Overblog
Editer l'article Suivre ce blog Administration + Créer mon blog

TONNERRE DE ZEF

TONNERRE DE ZEF

blog d'OLIER LE BRIS, auteur des aventures d'Olivier Féas en Bretagne et en Nouvelle-France, au XVIIIe siècle.


LES COLOMBINS AU FIL DE LA PENFELD (BREST 1919)

Publié par François OLIER sur 8 Février 2020, 15:36pm

Je ne résiste pas à vous faire partager ce petit article signé "E.A." cueilli dans la Dépêche de Brest de l'année 1919 qui nous permet de nous retrouver sur les bords de Penfeld, et, en quelques lignes de nous rappeler des lieux de balades aujourd'hui disparus : la digue, la chapelle-Jésus, la gendarmerie du Goyen, etc.

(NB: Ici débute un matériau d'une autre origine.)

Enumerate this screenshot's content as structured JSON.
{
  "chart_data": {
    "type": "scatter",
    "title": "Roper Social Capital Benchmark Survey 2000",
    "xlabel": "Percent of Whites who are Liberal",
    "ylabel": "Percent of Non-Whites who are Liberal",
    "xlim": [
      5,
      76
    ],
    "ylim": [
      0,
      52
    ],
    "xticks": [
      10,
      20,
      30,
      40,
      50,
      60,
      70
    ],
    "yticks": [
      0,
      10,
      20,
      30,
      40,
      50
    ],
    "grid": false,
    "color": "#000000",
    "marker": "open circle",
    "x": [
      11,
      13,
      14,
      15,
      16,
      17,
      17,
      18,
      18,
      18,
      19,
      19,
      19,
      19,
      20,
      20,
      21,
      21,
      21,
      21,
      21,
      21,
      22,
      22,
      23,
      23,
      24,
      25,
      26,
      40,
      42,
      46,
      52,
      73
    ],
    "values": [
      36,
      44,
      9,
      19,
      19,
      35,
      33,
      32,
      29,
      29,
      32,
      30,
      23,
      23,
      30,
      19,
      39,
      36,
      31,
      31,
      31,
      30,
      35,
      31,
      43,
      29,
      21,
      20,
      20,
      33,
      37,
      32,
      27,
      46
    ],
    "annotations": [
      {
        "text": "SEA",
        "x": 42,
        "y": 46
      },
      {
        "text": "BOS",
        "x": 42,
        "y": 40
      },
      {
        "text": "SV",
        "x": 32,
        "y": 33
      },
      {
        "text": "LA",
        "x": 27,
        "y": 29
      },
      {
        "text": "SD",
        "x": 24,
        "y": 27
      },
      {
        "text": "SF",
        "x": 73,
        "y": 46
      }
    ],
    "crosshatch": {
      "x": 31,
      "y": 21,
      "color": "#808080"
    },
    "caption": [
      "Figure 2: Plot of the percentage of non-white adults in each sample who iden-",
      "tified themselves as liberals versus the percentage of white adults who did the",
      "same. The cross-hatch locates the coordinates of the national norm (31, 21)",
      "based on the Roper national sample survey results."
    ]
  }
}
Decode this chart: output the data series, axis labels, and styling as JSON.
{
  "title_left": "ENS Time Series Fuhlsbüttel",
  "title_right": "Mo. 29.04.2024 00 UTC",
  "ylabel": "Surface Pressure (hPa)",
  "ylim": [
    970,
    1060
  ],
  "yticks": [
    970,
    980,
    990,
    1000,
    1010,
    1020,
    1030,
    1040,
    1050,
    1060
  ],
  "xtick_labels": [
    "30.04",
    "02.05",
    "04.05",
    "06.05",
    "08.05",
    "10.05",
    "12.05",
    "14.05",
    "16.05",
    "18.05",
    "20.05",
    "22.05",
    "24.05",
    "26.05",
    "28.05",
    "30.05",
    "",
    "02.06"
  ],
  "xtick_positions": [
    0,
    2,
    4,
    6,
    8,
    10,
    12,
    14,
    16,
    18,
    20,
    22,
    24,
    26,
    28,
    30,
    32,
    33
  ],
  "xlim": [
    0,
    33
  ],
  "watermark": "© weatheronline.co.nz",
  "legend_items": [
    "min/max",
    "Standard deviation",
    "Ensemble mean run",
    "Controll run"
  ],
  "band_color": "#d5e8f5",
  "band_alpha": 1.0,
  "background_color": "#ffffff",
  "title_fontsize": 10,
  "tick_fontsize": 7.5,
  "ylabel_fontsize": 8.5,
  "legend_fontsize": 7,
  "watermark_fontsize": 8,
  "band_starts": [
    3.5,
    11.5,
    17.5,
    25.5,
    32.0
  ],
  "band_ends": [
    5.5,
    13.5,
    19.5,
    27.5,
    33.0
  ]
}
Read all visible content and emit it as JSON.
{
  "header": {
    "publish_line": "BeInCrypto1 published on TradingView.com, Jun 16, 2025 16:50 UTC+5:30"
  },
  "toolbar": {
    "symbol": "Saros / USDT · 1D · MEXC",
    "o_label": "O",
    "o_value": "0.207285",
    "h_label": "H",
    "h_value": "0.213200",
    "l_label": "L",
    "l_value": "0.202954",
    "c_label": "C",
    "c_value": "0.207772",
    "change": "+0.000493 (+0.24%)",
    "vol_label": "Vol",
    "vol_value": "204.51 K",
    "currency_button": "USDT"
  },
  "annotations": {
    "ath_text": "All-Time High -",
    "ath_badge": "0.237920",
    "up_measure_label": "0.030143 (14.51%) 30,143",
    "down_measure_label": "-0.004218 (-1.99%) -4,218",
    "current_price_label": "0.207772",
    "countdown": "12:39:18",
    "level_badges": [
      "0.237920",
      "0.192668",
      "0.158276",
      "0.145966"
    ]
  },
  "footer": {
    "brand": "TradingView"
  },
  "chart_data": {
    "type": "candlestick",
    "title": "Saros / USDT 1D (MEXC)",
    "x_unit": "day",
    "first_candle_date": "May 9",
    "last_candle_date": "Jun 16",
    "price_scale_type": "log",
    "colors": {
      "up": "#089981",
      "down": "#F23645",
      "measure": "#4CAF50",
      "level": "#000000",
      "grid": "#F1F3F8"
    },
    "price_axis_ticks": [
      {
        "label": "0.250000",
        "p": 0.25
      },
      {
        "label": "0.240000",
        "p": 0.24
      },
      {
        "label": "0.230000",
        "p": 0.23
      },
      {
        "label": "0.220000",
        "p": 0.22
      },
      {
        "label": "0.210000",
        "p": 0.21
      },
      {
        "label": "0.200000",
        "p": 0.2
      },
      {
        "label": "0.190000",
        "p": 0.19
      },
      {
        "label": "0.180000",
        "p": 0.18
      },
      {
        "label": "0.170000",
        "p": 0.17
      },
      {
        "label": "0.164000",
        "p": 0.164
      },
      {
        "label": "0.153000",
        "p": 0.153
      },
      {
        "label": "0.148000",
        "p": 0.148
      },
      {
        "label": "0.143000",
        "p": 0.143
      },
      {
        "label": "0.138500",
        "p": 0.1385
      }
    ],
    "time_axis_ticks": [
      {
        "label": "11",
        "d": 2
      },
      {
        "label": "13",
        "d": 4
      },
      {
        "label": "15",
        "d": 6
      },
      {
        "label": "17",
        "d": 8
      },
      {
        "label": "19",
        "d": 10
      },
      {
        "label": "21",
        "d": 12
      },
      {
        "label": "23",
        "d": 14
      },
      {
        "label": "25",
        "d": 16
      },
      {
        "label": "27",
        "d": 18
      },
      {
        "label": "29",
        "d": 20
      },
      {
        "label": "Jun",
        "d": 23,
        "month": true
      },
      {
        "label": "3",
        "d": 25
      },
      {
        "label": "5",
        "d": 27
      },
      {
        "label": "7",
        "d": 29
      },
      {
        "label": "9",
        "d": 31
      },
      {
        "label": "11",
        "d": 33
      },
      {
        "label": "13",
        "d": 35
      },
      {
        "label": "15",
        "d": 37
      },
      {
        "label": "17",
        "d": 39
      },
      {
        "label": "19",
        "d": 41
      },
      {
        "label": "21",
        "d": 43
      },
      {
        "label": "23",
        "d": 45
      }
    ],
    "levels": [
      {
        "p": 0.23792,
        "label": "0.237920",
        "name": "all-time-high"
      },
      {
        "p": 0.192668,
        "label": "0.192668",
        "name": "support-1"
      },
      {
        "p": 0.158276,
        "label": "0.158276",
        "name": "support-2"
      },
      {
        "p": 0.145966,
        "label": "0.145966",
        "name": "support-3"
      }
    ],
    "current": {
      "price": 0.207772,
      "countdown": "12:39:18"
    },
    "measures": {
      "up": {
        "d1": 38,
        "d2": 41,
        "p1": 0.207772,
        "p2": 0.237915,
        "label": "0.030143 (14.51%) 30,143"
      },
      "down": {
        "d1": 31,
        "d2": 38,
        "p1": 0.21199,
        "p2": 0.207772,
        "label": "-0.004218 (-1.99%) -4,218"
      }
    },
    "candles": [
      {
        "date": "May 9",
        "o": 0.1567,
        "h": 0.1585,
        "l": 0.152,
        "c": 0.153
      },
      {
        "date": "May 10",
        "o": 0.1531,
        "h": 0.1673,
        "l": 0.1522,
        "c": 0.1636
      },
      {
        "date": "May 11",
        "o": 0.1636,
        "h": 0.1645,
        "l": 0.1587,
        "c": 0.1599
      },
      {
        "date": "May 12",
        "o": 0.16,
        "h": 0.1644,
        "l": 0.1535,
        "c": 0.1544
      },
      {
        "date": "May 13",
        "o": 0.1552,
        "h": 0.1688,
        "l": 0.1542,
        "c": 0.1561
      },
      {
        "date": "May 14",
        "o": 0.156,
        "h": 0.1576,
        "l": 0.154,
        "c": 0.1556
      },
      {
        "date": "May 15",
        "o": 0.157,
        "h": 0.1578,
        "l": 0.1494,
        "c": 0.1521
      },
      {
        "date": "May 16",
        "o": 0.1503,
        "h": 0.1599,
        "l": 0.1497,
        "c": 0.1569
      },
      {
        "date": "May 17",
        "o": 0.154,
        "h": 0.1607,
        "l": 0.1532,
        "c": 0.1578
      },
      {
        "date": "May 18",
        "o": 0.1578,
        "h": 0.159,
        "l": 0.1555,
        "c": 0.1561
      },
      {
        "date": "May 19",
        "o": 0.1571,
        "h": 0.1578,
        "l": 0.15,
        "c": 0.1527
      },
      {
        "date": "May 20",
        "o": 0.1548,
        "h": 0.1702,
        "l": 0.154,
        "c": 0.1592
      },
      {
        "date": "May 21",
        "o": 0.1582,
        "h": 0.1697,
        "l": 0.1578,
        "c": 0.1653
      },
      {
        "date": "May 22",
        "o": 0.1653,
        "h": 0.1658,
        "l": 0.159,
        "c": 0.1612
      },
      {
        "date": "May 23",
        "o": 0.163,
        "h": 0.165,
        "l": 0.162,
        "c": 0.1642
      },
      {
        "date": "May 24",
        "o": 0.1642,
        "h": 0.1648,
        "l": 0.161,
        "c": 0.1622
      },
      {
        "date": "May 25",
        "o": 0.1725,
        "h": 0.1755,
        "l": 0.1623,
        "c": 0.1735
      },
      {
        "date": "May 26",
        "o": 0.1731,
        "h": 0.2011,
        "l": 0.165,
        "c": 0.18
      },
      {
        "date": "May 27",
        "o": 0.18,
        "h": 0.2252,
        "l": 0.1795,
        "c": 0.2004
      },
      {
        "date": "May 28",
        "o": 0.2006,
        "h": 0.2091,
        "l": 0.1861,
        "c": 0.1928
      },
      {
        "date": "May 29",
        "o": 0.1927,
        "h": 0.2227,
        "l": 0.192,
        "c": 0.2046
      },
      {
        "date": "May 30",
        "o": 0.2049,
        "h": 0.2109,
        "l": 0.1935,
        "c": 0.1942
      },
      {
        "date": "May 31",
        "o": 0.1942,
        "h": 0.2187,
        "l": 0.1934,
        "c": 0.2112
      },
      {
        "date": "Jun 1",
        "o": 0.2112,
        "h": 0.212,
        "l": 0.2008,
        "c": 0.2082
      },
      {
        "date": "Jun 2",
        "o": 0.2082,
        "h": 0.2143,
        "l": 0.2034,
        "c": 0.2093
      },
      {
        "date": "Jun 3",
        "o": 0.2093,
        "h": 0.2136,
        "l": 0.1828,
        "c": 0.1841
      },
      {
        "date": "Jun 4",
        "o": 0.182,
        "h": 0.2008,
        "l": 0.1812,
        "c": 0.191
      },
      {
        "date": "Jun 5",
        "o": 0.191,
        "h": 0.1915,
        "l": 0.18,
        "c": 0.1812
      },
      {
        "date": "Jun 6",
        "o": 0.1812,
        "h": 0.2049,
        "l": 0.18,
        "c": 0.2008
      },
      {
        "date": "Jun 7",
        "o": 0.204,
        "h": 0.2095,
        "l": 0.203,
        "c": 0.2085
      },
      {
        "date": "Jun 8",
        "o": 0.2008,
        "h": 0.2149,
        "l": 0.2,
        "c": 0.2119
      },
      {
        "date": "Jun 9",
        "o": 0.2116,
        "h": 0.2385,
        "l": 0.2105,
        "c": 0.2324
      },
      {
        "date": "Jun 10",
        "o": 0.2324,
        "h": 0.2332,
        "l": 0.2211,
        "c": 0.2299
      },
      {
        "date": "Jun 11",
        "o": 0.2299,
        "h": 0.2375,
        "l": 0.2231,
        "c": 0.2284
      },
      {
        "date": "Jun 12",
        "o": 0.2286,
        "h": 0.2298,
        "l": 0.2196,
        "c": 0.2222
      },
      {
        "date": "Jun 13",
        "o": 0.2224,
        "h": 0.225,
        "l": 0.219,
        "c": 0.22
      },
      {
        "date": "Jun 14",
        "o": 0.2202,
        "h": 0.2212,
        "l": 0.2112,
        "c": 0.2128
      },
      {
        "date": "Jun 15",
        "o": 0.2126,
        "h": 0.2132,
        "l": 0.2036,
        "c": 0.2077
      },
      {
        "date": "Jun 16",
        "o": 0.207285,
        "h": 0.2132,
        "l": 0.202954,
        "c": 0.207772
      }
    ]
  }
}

Petit clin d'oeil de l'actualité, la mention du "canot du prince de Joinville", longtemps co-locataire du "canot de l'Empereur" dans les hangars de la Digue...

 

« Au fil de l’eau…

Tous les Brestois connaissent la Digue (1). C’est l'une des plus jolies promenades des environs immédiats de notre grande cité ; aussi, nombre de nos concitoyens fréquentaient-ils, avant la guerre, les ruisseaux chantants et les frais ombrages de la chapelle Jésus. Et puis, dans l’eau claire coulant entre les rives verdoyantes, on prenait plaisir à taquiner les beaux mulets d’argent qui tournaient en rond autour des lignes fixées à bout de gaules.

Hélas ! nous étant rendu ces jours derniers à l’établissement des pupilles de la marine (2), nous avons eu le regret de voir qu'un grand nombre des beaux arbres de la rive droite de la Penfeld étaient tombés sous la cognée des bûcherons. Un sabotier s’est même établi dans l’ancienne chapelle (3), toute couverte de lierre, et un gros chien, faisant voir des crocs terribles, interdit l’entrée de ce lieu ravissant.

Et puis, ce n’est pas tout. La Penfeld jolie charrie maintenant des... des... C’est bien cela ; c’en est. Et il ne s’agit pas, vous entendez bien, de quelques « sentinelles » se pavanant çà et là au fil de l’eau, mais d’une longue théorie de matières innommables qui, poussées par le courant, viennent se masser devant le barrage établi près du pont de la Digue.

L’état de ce bras de... mer est tel que M. le chef d’état-major du préfet maritime, qui emprunte généralement cette voie pour se rendre, en vedette, à la distribution des Prix des pupilles, a préféré samedi, subir les cahots de la vieille berline tirée par les deux postiers bretons de la Villeneuve.

Or, dans l'anse située près de la gendarmerie du Goyen (4), où pénètre l’eau immonde, chargée de bacilles de toutes sortes, des jeunes filles baignaient, ce jour-là, leurs charmes.

Plus loin, l'onde était d’une limpidité parfaite ; mais un écriteau indiquait qu’il était défendu de faire la trempette à cet endroit. N’ayant pas le choix, les nymphes, voulant à tout prix combattre les effets de la chaleur, s’étaient plongées dons le bouillon de culture. Que Dieu les protège.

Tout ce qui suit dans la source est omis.